The full potential of Lowland Scotland wasn't something that the Wardens of the Marches wanted any English king to appreciate. The Percy family in the East (Earls of Northumberland, "Kings of the North"), the Nevilles in the West, and the bandit families of the Border country (Kennedys, Nixons, Armstrongs ...) they were intimately connected with in between. It was very much in their interests for the king's eyes to be turned in a completely different direction.

It took a Scot on the English throne to tell the Marcher Lords to "get tae f@&!, y'English ponce" and to put the Border Reivers in their place (which meant enlistment or transportion to the American Colonies).

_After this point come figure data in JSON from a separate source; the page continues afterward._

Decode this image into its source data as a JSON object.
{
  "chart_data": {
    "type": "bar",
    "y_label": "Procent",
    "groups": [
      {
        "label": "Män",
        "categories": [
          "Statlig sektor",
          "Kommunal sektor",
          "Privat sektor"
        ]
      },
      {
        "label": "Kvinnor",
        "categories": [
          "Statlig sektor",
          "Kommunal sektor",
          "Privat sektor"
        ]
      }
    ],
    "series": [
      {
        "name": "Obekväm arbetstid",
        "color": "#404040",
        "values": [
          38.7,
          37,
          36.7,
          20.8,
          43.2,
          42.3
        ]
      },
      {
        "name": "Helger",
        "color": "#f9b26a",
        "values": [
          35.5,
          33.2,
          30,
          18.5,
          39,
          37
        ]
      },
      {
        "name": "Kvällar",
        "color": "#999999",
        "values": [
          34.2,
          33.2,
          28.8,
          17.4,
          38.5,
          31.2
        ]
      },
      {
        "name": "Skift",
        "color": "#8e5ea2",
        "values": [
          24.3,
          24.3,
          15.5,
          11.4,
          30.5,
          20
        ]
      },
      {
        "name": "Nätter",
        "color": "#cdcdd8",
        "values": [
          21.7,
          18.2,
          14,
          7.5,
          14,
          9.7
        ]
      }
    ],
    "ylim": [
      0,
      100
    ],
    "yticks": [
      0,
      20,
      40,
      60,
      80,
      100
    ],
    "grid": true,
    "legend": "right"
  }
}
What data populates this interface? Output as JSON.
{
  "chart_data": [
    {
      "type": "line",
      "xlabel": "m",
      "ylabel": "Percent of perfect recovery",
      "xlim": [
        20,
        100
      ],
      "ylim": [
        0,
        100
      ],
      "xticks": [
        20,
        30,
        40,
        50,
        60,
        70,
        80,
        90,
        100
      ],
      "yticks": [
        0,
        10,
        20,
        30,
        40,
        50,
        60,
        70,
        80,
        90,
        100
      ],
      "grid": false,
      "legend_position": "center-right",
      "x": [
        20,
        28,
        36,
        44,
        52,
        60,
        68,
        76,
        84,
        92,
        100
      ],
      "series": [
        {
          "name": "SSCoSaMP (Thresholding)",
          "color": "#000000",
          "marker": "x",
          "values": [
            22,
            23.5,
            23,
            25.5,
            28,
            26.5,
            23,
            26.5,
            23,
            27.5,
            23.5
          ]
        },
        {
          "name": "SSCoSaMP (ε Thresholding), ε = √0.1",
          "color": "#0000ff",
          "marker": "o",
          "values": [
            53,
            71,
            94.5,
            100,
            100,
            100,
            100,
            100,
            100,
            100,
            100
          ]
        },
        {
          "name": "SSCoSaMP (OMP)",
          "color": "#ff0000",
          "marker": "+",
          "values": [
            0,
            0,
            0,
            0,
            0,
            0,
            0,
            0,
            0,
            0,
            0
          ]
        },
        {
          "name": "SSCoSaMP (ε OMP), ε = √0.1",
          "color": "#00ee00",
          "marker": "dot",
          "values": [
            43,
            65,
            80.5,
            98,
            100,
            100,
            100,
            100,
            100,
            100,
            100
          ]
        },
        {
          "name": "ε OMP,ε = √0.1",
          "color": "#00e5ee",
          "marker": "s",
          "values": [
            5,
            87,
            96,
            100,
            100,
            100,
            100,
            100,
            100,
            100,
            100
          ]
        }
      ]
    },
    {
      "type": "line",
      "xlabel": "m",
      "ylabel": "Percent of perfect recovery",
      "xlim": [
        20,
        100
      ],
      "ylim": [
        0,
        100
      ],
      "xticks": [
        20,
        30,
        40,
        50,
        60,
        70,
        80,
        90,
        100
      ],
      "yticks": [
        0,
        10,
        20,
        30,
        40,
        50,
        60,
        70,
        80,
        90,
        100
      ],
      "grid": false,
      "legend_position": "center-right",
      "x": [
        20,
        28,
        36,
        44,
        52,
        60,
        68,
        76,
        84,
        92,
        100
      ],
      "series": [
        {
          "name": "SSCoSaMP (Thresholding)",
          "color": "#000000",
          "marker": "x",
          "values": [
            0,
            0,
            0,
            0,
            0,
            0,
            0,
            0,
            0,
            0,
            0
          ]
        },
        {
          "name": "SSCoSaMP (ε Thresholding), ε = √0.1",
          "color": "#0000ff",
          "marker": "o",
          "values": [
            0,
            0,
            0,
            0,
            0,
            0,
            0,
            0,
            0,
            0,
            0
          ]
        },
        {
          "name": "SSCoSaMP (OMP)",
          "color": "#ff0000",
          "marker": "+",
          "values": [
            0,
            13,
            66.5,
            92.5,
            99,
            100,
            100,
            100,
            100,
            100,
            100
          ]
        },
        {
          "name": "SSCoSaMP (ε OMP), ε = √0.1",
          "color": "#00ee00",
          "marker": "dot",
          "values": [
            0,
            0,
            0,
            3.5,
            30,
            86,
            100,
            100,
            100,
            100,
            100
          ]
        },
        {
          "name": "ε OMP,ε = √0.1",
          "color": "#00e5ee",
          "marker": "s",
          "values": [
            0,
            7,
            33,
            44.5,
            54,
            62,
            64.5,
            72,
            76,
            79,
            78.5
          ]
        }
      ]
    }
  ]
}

Where the English did project power advantageously to the Continent was in the Netherlands, and it wasn't as conquerors. It was based on shared interests.

CapelDodger
12th November 2008, 06:50 PM
Really, I know the English curriculum doesn't really cover the other home nations very much prior to the various Unions, but stick with the programme; we were being bankrupted because the English state blockaded trade with European ports, our principal trading partners.

Scotland's principal trade was with fellow Protestants around the North Sea. Without England's input there wouldn't have been any. That may have been missed in your Scottish curriculum.

Likewise because we were allied with same we were denied access to English colonies in North America.

It was because of being Scottish, not because of Scotland's allies. Scottish is not English, and these were English colonies. Incorporated, invested in, and fought for all under the seal of the English Crown and the money of London. Scots were just as excluded as Dutch and Turks.

Independence cuts both ways.

Darat
13th November 2008, 12:20 AM
As Admin:

The "History...." section is somewhere over in that direction!